定期船港も水際対策強化を 県に要望、奄美大島5市町村長

知事宛ての緊急要望書を手渡す朝山会長ら奄美大島の5市町村長=22日、奄美市名瀬

知事宛ての緊急要望書を手渡す朝山会長ら奄美大島の5市町村長=22日、奄美市名瀬

 奄美大島5市町村長でつくる奄美大島新型コロナウイルス感染症対策本部会議(会長・朝山毅奄美市長)は22日、三反園訓知事に対し、緊急要望書を提出した。名瀬港と古仁屋漁港へのサーモグラフィー設置など水際対策の強化をはじめ、感染者確認時の詳細な情報提供や医療体制の十分な確保を求めた。

 

 奄美大島では17日に初の感染者が確認されたが、県から奄美市への情報提供は感染者の年代や性別、職業などにとどまり、会員制交流サイト(SNS)などで不確かな情報が拡散した。5市町村は日常生活や経済が密接につながっており、緊急時は一体的な情報共有が必要として要望書提出に至った。

 

 内容は(1)奄美大島での新型コロナに関する情報を迅速、詳細に共有(2)水際対策強化(3)医療体制の十分な確保―の3項目。

 

 (1)では「機動的な初動対応には正確で迅速な情報を住民に届けることが重要」と強調し、▽発生状況や濃厚接触者の生活圏、行動履歴などに関する情報▽感染者らの同居家族で福祉的支援を必要とする人の情報―を共有するよう求めた。

 

 (2)の水際対策は定期航路の名瀬港と古仁屋漁港でのサーモグラフィー検査を要望。既設の奄美空港では20日から5市町村による来島者(熱発者)の追跡調査も始まっており、県の協力や情報共有を求めた。

 

 (3)の医療体制の確保要請は島内での対応病床が4床と少ないため。

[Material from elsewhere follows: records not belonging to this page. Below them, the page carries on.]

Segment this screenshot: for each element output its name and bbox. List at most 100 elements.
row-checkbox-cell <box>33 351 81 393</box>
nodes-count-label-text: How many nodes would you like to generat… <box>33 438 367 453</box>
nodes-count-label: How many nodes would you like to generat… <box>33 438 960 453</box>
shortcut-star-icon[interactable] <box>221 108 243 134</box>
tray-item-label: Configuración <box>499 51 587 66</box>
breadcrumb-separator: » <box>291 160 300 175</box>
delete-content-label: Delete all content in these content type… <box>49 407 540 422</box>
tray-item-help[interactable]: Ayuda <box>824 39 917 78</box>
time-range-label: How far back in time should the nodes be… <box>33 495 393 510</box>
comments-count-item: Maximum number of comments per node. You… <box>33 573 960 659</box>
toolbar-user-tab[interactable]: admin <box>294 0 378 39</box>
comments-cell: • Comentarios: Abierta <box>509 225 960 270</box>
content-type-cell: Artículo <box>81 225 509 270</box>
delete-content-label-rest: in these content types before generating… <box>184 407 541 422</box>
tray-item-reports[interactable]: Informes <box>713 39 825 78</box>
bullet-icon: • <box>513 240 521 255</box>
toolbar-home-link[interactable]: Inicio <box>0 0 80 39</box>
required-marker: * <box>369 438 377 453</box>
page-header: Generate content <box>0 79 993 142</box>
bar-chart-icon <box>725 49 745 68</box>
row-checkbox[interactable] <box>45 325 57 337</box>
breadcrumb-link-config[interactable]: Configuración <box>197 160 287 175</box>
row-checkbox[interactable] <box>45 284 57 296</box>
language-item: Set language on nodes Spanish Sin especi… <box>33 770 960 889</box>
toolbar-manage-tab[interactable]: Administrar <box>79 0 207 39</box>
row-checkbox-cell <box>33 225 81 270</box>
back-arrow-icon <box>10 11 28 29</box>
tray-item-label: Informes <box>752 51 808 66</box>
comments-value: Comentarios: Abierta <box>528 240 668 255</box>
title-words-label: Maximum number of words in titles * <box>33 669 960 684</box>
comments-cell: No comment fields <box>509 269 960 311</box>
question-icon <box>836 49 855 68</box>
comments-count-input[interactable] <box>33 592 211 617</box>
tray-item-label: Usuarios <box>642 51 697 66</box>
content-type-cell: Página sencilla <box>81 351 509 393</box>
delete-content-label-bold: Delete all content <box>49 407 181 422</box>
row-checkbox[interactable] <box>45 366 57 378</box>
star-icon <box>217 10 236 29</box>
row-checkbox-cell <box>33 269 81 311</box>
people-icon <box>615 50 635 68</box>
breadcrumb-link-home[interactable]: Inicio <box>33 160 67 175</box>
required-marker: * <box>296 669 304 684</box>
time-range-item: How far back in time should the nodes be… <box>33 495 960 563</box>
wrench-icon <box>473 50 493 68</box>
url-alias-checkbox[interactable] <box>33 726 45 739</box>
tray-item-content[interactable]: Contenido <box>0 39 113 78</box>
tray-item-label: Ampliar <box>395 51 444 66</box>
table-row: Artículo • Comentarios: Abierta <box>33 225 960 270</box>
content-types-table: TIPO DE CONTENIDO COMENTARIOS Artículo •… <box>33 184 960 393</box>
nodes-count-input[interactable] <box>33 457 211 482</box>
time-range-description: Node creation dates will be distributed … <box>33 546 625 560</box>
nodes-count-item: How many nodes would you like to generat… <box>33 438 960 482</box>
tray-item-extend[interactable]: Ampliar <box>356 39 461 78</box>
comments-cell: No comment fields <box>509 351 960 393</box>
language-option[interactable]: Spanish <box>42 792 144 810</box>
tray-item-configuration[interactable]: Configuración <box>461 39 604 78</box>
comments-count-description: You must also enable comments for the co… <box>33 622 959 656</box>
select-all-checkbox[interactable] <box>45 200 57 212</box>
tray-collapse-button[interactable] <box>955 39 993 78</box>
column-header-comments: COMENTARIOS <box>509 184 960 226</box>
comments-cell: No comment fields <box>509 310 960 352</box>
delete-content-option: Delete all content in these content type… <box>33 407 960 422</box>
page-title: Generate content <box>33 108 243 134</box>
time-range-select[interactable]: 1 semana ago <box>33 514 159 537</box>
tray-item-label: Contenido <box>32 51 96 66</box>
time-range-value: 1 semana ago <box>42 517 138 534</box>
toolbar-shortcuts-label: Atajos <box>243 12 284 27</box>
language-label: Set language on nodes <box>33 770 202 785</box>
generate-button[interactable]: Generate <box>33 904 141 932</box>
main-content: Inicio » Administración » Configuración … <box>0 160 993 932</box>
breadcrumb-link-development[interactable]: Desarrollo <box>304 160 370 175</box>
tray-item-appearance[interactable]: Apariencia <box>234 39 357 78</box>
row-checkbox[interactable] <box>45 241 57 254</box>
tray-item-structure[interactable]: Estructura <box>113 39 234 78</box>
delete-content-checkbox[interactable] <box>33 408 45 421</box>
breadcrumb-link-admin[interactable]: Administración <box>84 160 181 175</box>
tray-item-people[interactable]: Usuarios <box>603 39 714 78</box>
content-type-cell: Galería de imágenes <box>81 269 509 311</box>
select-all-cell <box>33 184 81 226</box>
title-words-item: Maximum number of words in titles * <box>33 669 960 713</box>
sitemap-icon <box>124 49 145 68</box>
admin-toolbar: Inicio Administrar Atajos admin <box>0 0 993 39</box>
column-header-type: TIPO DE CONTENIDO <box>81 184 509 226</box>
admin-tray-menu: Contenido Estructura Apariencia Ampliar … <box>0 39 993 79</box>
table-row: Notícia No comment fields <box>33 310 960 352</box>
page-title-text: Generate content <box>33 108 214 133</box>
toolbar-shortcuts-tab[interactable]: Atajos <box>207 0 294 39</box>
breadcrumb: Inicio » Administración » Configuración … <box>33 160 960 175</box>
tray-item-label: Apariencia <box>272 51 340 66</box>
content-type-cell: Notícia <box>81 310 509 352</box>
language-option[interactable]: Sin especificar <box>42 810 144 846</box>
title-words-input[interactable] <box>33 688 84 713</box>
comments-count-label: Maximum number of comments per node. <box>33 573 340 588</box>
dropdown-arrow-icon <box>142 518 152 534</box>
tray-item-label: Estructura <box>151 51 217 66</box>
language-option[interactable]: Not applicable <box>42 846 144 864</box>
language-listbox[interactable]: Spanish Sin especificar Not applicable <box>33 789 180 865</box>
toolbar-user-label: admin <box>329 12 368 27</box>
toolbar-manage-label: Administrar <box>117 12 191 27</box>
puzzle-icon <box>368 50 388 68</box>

通常の医療受診に影響を及ぼさないよう、医療機関の連携体制構築も訴えた。

 この日は首長5人が県大島支庁を訪れ、田中完支庁長へ要望書を手渡した。朝山会長は「ゴールデンウイークを控えた時期。防止対策に万全を尽くし、住民の不安を少しでも払拭(ふっしょく)したい」と語った。